Truly, I don't feel like this is the saddest day of the year. For one thing, I don't live in an area where freezing temperatures have turned the roads into ice-skating rinks and residents are suffering from frostbite and cabin fever. I've been there, and that's no joke.
I made no New Year's Resolutions, so I do not feel bad about failing to follow through. My traditional life-long resolution, to lose weight, is a joke. This year I thought about resolving to stop losing weight. Somewhere, Jean Nidetch is laughing at me.
Since I don't celebrate Christmas, I haven't run my charge cards up through the roof to purchase presents for my loved ones, and am now receiving the bills. I've got bills, but not like that. My bills always make me sad. Always.
I've got tsuris in my life, who doesn't? But the saddest day of the year? Not by a long shot. When I say I can't take anymore bad news, I'm referring to acts of Islamic terrorism or natural disasters like typhoons, or reports of child abuse. And it's not a day for Yahrzeit, remembrance for the passing of a loved one. Those are really sad days, even if they don't fit into someone's mathematical delusion. And when I think about those of my friends who are, as I write this, facing a medical crisis, I feel very bad. My heart hurts for them not just today but every day. Damn cancer.
My fibromyalgia is at a low simmer today. And I had enough fresh garlic to repair that truly awful linguine dish I ordered at the restaurant the other night. Save the Clams! Viva la Vongole! Long Live the Clams!
The rescue operation involved preparing a smaller amount of my tried-and-true white clam sauce recipe, and then purging the leftovers of grape tomatoes (in white clam sauce?) and bits of some overly spicy sausage (in white clam sauce??) Oh, and I poured off that sad excuse for sauce, which contained neither garlic nor olive oil. I think it must have been watered down white wine. Fortunately, after I got done with it, it was awesome.
Here is the full-bore, from scratch, no-rescue-needed recipe that I have relied on for 25 years. Once you prepare this at home, you will never again be tempted to order it at a restaurant, even a good Italian restaurant.
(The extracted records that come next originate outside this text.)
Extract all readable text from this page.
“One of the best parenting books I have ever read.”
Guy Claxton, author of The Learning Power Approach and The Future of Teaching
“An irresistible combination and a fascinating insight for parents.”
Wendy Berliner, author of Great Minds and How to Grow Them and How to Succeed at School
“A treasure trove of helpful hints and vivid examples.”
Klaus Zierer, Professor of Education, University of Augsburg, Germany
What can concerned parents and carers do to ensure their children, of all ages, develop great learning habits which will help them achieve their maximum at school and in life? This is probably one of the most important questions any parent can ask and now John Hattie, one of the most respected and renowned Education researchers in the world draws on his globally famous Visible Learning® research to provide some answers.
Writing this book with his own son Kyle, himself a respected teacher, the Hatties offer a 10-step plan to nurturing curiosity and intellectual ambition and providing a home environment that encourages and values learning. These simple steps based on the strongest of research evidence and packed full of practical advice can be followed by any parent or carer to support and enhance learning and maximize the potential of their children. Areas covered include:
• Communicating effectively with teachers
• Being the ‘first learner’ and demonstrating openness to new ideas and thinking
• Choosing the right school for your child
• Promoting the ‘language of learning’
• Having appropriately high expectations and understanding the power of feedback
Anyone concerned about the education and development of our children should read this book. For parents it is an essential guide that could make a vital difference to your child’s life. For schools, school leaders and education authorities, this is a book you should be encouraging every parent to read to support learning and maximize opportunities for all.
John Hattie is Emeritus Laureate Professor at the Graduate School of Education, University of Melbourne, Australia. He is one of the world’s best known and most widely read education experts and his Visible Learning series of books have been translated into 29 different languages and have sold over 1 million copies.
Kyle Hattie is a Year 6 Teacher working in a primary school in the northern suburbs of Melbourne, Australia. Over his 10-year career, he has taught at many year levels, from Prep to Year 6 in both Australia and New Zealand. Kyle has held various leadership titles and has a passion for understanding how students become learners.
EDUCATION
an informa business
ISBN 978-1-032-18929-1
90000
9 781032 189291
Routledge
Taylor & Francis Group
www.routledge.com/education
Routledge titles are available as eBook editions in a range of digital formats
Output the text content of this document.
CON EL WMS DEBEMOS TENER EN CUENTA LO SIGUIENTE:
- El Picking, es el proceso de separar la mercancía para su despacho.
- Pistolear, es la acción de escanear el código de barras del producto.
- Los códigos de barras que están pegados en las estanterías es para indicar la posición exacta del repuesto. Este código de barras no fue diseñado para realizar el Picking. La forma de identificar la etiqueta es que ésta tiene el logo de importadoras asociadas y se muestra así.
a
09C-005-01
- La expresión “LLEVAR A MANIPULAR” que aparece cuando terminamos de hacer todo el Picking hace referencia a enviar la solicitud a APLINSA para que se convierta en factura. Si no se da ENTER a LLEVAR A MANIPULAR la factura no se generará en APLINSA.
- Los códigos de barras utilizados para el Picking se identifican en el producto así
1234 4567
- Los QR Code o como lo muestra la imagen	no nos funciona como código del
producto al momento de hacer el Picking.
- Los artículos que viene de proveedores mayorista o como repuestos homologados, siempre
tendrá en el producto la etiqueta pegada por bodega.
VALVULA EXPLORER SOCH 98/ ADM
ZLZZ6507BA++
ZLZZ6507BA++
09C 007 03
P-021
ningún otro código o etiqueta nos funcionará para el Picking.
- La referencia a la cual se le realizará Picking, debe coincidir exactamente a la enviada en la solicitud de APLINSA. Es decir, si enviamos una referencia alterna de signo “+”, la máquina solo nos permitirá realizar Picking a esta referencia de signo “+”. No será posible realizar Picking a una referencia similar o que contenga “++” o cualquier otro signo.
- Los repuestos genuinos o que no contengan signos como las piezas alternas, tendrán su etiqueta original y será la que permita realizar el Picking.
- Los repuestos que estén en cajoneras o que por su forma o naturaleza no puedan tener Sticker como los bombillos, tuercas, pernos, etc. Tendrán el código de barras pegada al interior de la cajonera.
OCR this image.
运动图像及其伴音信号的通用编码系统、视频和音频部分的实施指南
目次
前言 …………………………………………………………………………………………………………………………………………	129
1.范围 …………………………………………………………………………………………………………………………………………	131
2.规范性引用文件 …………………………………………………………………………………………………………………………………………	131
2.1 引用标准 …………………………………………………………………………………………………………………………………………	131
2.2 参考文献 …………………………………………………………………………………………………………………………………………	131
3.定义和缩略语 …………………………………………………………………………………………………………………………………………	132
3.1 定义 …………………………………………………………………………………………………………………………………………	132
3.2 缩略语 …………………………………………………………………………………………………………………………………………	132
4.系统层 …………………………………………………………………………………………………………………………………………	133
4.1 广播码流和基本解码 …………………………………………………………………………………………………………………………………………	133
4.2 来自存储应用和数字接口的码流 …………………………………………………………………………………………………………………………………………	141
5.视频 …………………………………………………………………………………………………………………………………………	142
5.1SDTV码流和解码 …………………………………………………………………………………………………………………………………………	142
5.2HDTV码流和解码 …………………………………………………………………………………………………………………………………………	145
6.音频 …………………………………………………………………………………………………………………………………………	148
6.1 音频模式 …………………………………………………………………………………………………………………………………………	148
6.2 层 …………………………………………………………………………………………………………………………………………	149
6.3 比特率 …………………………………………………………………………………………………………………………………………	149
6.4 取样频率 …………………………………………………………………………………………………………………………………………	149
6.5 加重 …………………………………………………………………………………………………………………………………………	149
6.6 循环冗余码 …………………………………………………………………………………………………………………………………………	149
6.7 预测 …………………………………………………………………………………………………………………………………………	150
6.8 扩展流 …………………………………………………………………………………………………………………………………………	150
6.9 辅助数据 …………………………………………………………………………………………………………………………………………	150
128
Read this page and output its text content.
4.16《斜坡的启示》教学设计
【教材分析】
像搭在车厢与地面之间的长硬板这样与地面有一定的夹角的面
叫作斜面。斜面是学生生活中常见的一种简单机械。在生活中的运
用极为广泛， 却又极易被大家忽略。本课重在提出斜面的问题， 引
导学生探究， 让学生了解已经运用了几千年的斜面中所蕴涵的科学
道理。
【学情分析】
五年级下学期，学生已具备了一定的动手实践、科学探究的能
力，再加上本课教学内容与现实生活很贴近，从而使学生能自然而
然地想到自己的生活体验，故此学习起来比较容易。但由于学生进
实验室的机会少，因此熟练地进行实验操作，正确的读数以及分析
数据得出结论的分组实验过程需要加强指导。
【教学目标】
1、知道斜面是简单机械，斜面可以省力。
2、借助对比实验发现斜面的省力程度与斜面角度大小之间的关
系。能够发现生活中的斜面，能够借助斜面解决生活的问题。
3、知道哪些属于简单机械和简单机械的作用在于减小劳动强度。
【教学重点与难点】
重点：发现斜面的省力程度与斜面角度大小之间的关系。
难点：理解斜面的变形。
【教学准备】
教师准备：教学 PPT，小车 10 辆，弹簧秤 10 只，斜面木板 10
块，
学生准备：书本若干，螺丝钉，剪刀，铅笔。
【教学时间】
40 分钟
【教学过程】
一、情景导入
Linguine with White Clam Sauce
1/2 cup extra virgin olive oil
10 cloves garlic, smashed and chopped
2 - 8 oz. bottles clam juice
2 tablespoons fresh lemon juice
1 cup dry white wine
1 teaspoon dried oregano
1 tablespoon parsley flakes
1 teaspoon dried basil
kosher salt, black pepper, and a pinch of sugar
6 flat cans chopped clams
2 tablespoons butter
2 dozen fresh littleneck clams
12 oz. linguine (flat spaghetti), cooked al dente
In a large deep pan, heat the garlic very gently in the oil to a golden brown. Add the clam juice, lemon juice, wine, oregano, parsley, basil, salt, pepper and sugar. Simmer for 20 minutes to heat thoroughly and mingle flavors. Taste and adjust seasoning if necessary. Add the canned clams, with their juice, to the pan, bring up to heat, then add the fresh clams, cover the pan, lower the heat and cook about 10 minutes until the clams open. Stir the butter into the sauce. Gradually add the linguine to the sauce, stirring to coat the pasta. Heat together just a minute, then serve immediately.